A revolutionary pricing model for agency and client relationships is needed to secure the future of the advertising sector, according to membership body the IPA which believes that too much emphasis is still placed on time-based models.
In a year of industry disruption, the IPA has released the ‘Price for Success’ report which aims to offer alternative and more sustainable commercial models for its members.
Created by marketing advisory Alchemists and overseen by the chair of the IPA’s commercial leadership group, Marc Nohr, Group Chief Executive of Miroma and Chair of Fold 7, the report offers a new model based around eight core commercial components and will allow agencies to access six key pricing factors which they can score themselves and their clients against.
A process and framework to create appropriate pricing for agency products and services and real questions answered by member agencies are also included too.

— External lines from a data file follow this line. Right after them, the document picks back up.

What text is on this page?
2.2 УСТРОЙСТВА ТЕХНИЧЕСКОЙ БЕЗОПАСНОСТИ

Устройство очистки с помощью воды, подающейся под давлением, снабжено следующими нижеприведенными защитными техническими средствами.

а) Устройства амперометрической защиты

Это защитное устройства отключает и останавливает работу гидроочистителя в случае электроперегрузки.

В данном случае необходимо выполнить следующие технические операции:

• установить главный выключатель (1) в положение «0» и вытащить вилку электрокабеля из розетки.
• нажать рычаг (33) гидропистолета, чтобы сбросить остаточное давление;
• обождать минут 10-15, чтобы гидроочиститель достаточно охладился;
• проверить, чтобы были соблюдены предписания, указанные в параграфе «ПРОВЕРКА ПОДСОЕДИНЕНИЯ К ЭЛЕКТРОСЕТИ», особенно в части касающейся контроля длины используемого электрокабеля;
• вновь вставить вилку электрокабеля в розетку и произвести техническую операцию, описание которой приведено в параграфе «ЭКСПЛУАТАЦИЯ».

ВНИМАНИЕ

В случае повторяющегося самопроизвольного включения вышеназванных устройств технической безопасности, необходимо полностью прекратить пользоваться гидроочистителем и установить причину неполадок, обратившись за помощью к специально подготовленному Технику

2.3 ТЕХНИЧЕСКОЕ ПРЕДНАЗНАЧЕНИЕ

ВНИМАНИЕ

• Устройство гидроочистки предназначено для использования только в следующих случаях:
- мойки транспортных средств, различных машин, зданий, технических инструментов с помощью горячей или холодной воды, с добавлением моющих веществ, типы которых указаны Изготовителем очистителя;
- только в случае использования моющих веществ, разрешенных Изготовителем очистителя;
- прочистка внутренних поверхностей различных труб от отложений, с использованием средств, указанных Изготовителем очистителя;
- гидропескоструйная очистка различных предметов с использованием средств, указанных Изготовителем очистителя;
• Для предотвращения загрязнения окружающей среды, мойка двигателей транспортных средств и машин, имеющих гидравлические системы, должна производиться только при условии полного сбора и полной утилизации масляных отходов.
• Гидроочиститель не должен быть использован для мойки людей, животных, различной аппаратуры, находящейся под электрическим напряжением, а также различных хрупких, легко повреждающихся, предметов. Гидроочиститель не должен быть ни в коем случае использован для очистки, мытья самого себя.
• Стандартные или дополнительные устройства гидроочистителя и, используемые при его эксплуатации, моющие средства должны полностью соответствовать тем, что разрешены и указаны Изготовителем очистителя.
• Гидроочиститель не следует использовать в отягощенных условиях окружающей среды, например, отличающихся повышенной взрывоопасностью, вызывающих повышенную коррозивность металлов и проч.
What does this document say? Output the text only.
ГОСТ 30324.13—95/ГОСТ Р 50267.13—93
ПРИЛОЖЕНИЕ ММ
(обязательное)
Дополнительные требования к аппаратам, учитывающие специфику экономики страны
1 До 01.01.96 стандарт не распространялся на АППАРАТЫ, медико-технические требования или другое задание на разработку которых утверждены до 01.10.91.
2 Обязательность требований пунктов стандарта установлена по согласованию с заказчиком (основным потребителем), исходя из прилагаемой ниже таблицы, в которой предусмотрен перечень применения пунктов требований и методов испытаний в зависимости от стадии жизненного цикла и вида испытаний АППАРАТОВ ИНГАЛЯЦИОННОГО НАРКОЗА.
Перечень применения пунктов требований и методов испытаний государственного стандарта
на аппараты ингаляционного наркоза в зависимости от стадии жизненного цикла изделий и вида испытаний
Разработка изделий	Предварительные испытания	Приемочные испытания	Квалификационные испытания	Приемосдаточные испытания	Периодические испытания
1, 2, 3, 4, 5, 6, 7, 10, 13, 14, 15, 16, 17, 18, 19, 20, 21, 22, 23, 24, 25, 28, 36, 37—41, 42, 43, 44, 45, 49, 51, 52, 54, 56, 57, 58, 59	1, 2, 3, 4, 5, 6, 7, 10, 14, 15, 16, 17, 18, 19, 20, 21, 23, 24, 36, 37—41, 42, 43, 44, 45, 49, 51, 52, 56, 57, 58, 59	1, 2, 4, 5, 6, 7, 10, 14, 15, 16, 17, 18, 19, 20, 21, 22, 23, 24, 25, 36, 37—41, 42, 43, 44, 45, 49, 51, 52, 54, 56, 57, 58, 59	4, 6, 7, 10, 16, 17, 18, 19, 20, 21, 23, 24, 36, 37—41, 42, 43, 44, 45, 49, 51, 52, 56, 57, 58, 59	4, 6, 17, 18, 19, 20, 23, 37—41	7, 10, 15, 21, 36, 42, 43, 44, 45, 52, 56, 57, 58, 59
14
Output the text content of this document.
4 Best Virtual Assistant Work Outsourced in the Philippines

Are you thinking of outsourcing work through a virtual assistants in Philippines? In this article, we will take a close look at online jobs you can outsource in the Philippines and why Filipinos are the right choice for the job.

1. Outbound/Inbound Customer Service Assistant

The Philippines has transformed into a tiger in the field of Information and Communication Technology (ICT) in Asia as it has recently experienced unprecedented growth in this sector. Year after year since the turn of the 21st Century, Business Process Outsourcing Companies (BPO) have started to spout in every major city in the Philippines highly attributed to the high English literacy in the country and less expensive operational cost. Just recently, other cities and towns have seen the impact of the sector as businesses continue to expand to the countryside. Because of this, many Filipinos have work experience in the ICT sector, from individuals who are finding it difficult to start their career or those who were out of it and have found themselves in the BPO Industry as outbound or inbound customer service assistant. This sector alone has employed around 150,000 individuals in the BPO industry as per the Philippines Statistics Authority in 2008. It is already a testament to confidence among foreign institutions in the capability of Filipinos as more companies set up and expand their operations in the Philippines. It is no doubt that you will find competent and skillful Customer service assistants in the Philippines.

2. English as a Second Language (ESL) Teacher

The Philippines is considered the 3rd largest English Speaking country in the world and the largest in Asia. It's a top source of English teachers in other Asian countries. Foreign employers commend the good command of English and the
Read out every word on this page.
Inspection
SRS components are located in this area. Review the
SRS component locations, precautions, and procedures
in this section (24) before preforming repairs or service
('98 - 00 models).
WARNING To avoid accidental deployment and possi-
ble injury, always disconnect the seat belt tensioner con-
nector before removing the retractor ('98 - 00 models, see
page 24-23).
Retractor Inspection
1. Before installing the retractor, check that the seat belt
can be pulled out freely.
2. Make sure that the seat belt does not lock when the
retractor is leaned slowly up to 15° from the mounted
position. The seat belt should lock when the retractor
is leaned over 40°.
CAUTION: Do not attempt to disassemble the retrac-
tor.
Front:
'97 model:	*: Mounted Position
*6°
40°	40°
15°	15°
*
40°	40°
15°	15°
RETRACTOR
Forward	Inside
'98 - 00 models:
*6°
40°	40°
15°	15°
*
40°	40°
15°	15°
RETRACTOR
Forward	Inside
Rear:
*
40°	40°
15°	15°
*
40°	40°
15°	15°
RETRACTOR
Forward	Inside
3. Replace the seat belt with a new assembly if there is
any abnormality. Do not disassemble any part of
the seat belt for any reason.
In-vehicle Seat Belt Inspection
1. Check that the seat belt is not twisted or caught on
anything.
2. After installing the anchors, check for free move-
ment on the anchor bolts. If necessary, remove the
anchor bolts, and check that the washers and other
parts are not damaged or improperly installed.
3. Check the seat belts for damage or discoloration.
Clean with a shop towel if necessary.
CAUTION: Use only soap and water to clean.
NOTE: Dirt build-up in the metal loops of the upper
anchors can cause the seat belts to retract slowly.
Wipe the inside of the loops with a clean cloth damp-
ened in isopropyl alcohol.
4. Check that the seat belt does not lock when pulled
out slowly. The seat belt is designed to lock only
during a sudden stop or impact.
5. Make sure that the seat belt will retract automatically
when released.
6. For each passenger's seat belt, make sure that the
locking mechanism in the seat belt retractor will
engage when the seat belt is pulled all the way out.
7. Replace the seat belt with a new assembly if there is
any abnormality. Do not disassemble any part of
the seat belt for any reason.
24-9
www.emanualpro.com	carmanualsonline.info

Claiming to offer ‘the most advanced approach to how to price agency services,’ the recommendations focus on a move away from cost to an up-front deal to a result-based transaction valued around output.
The innovation imperative
Writing in the report, Nohr said: “Innovation in the way agencies price their services has lagged behind the innovation shown in the products and services they offer.”
He went on to question the use of timesheets as a measurement tool and the continued trend by agencies to drive down their prices without identifying any operational efficiencies.
“Unless agencies face up to the many and varied challenges they face commercially and change the way they price their products and services, they are colluding in their own demise. This report gives them the tools to skill up, get good at it, and ultimately secure their own future,” stated Nohr.
Adding his hope that the new guide would help agencies adopt a more agile process, Vlad Komanicky, founding partner of Alchemists said the advice would enable the building of partnerships with clients and understand the state of their relationships.
“By identifying this, they will know where they stand in terms of the potential risks and rewards for any commercial partnership,” said Komanicky.
The document has been released to build on a paper released in 2019 on pricing while showing agencies that they are “well set-up” to evolve their current models.